Although flow velocities of the CRA in both eyes were progressively increased by EECP, more significant increases were found in the change of flow velocities of the CRA in NAION eyes than that of the normal fellow eyes. This may be explained by the blood perfusion in ischemic eyes that was significantly increased by EECP compared to that in normal eyes. In a previous study, an increase in blood flow occurred in ischemic retinal tissue after EECP, but no change of perfusion was found in the surrounding nonischemic retinal tissue [9]. Therefore, the results from our study and Werner et al., indicate that ischemia and/or impaired blood vessel autoregulation may make the ischemic tissue a priority region for rapid reperfusion after EECP.

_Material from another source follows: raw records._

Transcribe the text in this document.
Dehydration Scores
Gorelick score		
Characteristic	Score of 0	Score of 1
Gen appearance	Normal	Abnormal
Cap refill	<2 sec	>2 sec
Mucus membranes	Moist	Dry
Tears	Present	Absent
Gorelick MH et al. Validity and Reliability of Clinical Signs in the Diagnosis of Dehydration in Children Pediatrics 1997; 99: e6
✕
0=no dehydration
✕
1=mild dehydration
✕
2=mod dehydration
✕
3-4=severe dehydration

EECP is a noninvasive, safe, and well-tolerated procedure with very few contraindications. In the literature, only minor EECP device-related side effects (e.g., pain in the legs or skin abrasion) were reported [6]. No retinal bleeding caused by the procedure was observed [9]. In our study, all patients wore fitted cotton trousers and air bags were wrapped properly with bone salient placed above pads during the treatment. Only one patient complained of the pain in the lower legs, which was caused by a skin abrasion induced by EECP. No retinal bleeding induced by EECP was observed in our study, suggesting that EECP is safe in these patients. Furthermore, there was significant improvement in VA in NAION eyes of the patients after EECP treatment, and the VA improvement was correlated positively with the blood flow parameter. We also found a significant difference in median MD in NAION eyes after 12 h EECP. These findings may further indicate the effect of EECP on NAION eyes. However, the clinical significance of these changes, especially the change in VF, is still minimal. Further studies are required to verify these findings, and to justify the clinical impact of such changes in NAION patients.

The pathogenic concept of an acute NAION includes the acute hypoperfusion of short posterior ciliary arteries (SPCAs) [1, 2, 23]. However, it is impossible for CDI to differentiate the individual paraoptic branches of SPCAs. The values obtained from CDI represent “acceptable” waveforms from bundles of vessels rather than individual vessels [24]. The anatomy of SPCAs is highly variable between different individuals, and anastomoses and narrowing are commonly observed [25]. Therefore, SPCAs were not included in our study since these data cannot be measured individually by using CDI. Since EECP therapy could produce the vibration of body and head, measurements of IOP and ocular blood flow velocities during EECP were not recorded in the present study. In the future, more indices for blood flow comparison other than blood flow velocities alone should provide more insights into this treatment. The treatment duration was based on prior clinical studies in chronic angina (thirty-five 1-h daily treatment sessions) [5, 6]. However, considering that EECP is a long-term treatment method, in the present study, which is an initial trial of EECP therapy on NAION, we used a less but effective amount of treatment with 12 sessions. In future study, long-term treatment and randomly controlled clinical trials should be performed on a large sample size, and the research period may also be extended to days or weeks after EECP so as to investigate the sustained effect of EECP on NAION patients.

In conclusion, in the present study, EECP progressively increases the blood flow velocities of the OA and CRA in both eyes of acute unilateral NAION patients. The extent of ocular blood flow velocities augmentation immediately after EECP appears to be more significant in NAION eyes than that in fellow eyes. EECP could be a clinically effective and safe procedure for patients with NAION.